Outside was a bomb zone worse than Sector 7, with bulldozed piles of rubble and debris from failed “Urban Restabilization” operations by Shinra some years prior. Most of the piles were destroyed shanty-huts—people’s houses. He could tell it was late at night by the moonlamps that shone from the durasteel Plate above, but he had no idea where he was. He picked a direction down the main avenue and started walking...then stopped on a dime.

Graffiti. Triple Triangles. _Triads._

Cloud turned right around and headed straight back to the church.

Inside, he didn’t see her. Perhaps she’d gone as well. It was as good a place as any to wait out the night, though not particularly religious, Cloud thought he had a lot to atone for. As he approached the flowers bed, he noticed that they gleamed an airy hue, the luster of Ether. Healing properties. If he’d have fallen a foot to the left, he assumed, he’d have been a goner. A statue of a woman with seven saintly wings stood erected behind the tabernacle, corroding and chipped as if she had been there a long time. Above him, he saw empty mason jars hanging from the rafters with twine, a thin pallor of dust obscuring their opaque hue.

He turned around and there she was, standing with flowing auburn hair that swam down her back like a stallion.

“Uh…Hey, I’m back!” Cloud threw an exaggerated smile, then rubbed the back of his head. “Sorry about your flowers…and your roof.”

She flowed past him in a wisp, and gazed at the hole above. She had the long, lost look of someone who’d seen a thing or two, and no longer cared. Cloud noted her delicate hands, and something else…a demantoid-garnet engagement ring. She winced then, and spoke in that low monotone that Cloud could have sworn he’d heard somewhere before.

“I just got that fixed too. Guess it wasn’t meant to be.”

Then she glanced at him with aquatic green eyes, and Cloud realized in a flash where he’d seen her.

“Hey! You’re that flower girl!”

Silence. A subtle stare gazed straight through him.

“…I’m Aerith Fair.”

He froze for a moment, having trouble organizing his thoughts. Her beauty transcended the natural world. Cloud could write a sonnet about her eyes.

“I’m uh, _uhhhhh…”_

“Cloud Strife.”

“How did you—?”

“We were introduced once, but it’s not important.”

“Wait. We were? When?!” He followed after her, tagging along like a puppy as she moved from the flowerbed. Then he noticed something else—troughs full of potting soil, and small terraces in clay pots lined in rank and file.

“What is all of this?” Cloud asked enthused. But she just replied in her same monotone.

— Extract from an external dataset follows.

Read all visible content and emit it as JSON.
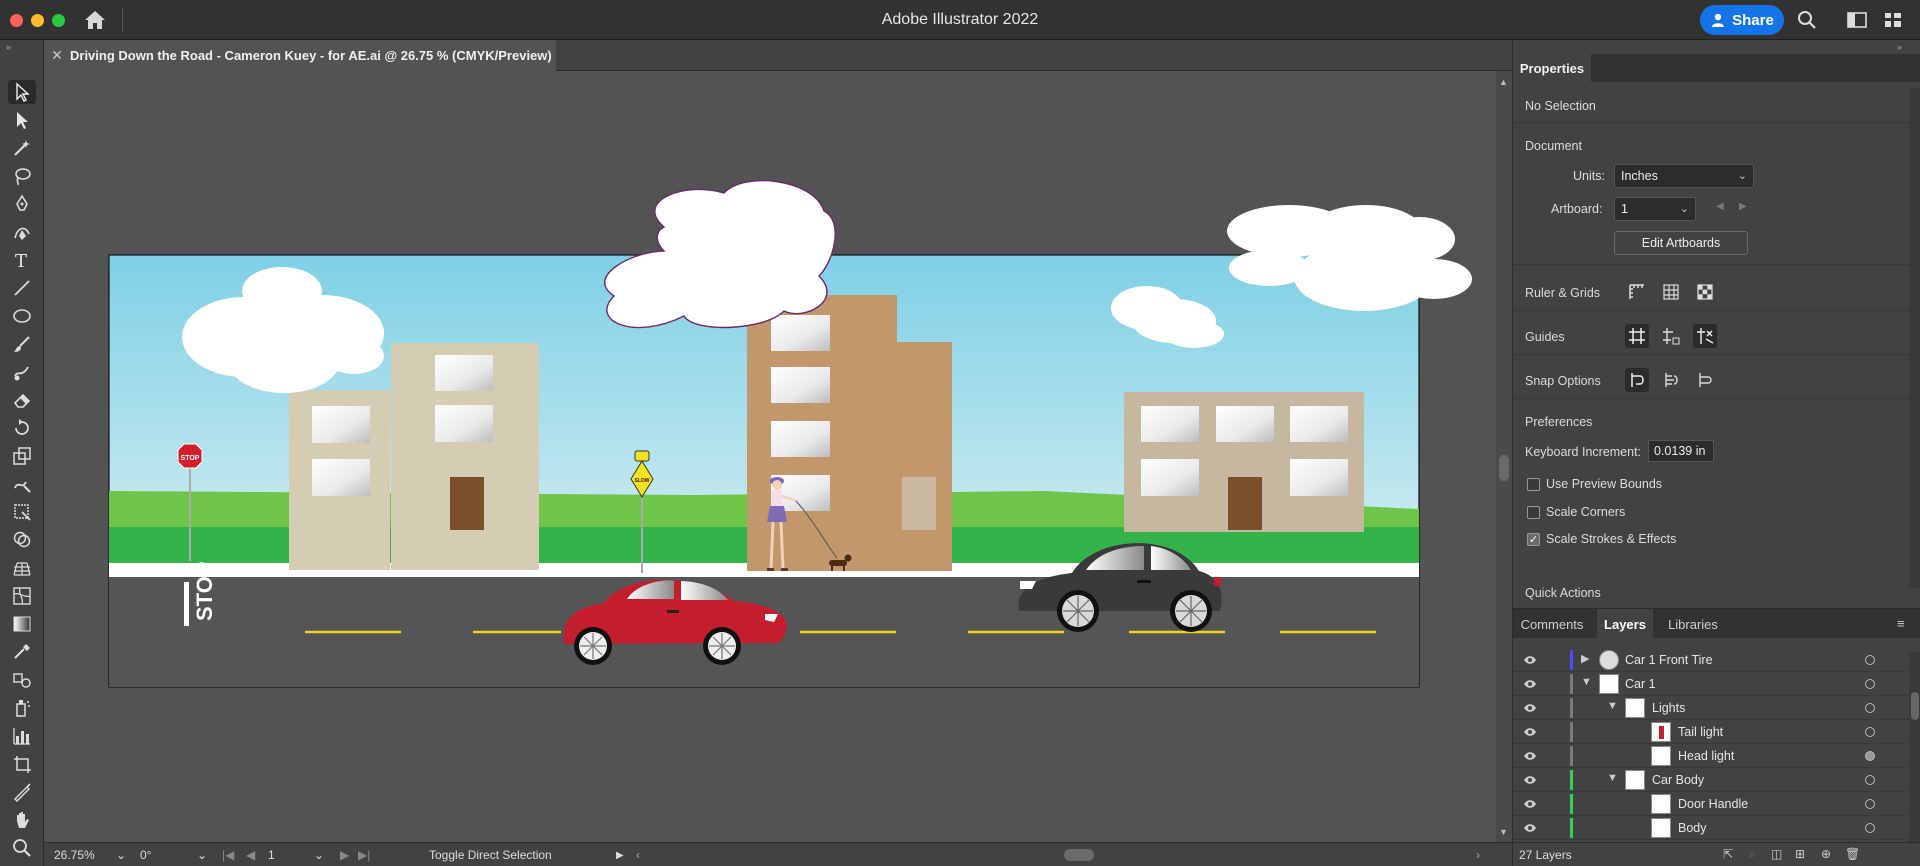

“It used to be my gardening operation, but nothing much grows here anymore. I haven’t planted a new crop in a long time.”

“You’re just here gardening? In the scuzziest part of lowcity?”

“The neighborhood used to be nicer. It’s gone down in the past few years, like the rest of the city, I suppose.”

He caught sight of snaking vines covering the back wall, heavy with bulbous gourds.

“Zucchini?” he asked. An educated guess, she noticed. At least he didn’t say _grapes_.

“Squash vines. They’ve gotten out of hand though. They’ve grown too high for me to reach.”

“I can help!”

“No, please, really—“

And Cloud was already climbing the terrace up to the rafters. He hooked his legs over a beam to hang upside down, then started pulling squash gourds off the vines and dropping them to the floor. They smashed like Halloween pumpkins, and Aerith just pursed her lips with a sigh. Cloud jumped down from the beam with a huge, stupid grin on his face like he was some sort of hero, until he saw Aerith putting the smashed bits into a garbage bag and wiped it right off.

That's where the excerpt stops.